The remarkable gargoyles of the saintly king
Another time, the Medieval port of Aigues-Mortes (The Dead Waters), established by Louis the IX (the saintly one - possibly XI, can never remember) in 13-something (I think) to serve as his only sea port, he was forced to pay people to move to the barren marshland.  Now landlocked after centuries of silt, but still safe behind its high stone walls.  We strolled through the narrow medieval streets, whispered through the rough-hewn cathedral, sheltered in the cool shade of the little square with its cafes and plein trees.

Later, the town of Arle – Roman capital of the Three Gauls and inspiration to Van Gogh (amongst many others) – a gorgeous Roman town of winding alleys, dilapidated buildings, tree-shaded (and seemingly random) little squares.  Van Gogh’s famous cafe sits on one such square, its walls a bright canary yellow in honour of his painting.  A lunch of Aioli – one potato, one swede, one carrot and some beans all boiled to within an inch of disintergration, sea snails and salted cod, all served with copious amounts of garlic aioli.  Strong enough to kill.  Beside us a whale of a woman in a brightly patterned mumu, her magenta-painted lips lost in a roiling mass of sun-redenned face.  A well-worn straw hat painting a line of shadow across her narrow nose as she slurped down sea snail after sea snail.  But she smiled warmly as we tried to trudge our way through our plate.

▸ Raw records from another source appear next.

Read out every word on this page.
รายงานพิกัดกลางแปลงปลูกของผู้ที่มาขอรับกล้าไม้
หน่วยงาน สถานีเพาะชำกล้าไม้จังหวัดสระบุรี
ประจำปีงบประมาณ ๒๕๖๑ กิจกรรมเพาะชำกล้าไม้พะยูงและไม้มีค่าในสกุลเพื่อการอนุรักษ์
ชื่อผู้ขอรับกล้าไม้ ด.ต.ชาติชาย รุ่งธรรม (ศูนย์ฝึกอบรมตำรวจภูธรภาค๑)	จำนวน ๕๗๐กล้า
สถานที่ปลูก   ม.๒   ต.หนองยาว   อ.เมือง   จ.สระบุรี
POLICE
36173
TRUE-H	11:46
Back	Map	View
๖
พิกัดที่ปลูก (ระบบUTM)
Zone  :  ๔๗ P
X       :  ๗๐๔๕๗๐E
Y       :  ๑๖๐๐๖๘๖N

Cold, refreshing ice creams after, wandering the labyrinth of the little city.

Montpellier, now vastly outgrown the ancient Roman capital - a glorious, car-free place of gleaming Belle Epoch (possibly, I’m a bit sketchy on all that) apartments surrounded by the bustling traffic of the rest of the city and its grimy buildings and sweat-gleaming citizens.  The oddness of seeing beggars sporting the glowing face of a perfect Cote d’Azur tan.  An aqueduct near the palace, stretching from the heat-hazed distance to the plaza that Louis XIV deemed should forever be the highest point in the city, and which still is.  The aqueduct leads to a Classical temple of carved sandstone which it is explained to us is simply the water tower.  The columns of the temple/water-storage-area are thick with hundreds of years of graffiti and you can see penmanship degenerate before your eyes.  Grass grows from cracks in the sun-baked asphalt but the gilt on the arc de triomphe shines as bright as ever.  Enormous statues of chubby angels cavorting with lions flank the entrance to this Royal plaza and in the shade of the tree-lined promenades couples canoodle.  One bench sports three friends each lost in the world of his i-phone, each slightly shorter than the last (or taller, depending on which end you start at).

Then we must leave.  A Casablanca/Generic Holywood moment in the boiling concrete mass of the station – our train is delayed and arrives exactly when the next train should have – half the waiting passengers say the train is to X and half to Y.  We push through the throng, steam rising (but it’s probably just heat haze), everyone shiny and sweaty, until we finally reach a uniformed guard.  This is our train we confirm as the last whistle pierces the twilight and we throw ourselves through the nearest little door as it hisses shut.

It’s been a very enjoyable week – I even got a tan for grudsake.

Also, our hosts’ dog, little Enzo, must get an honourable mention for being such a lovely guy – y’all know I’m more of a cat person normally but Enzo won my heart.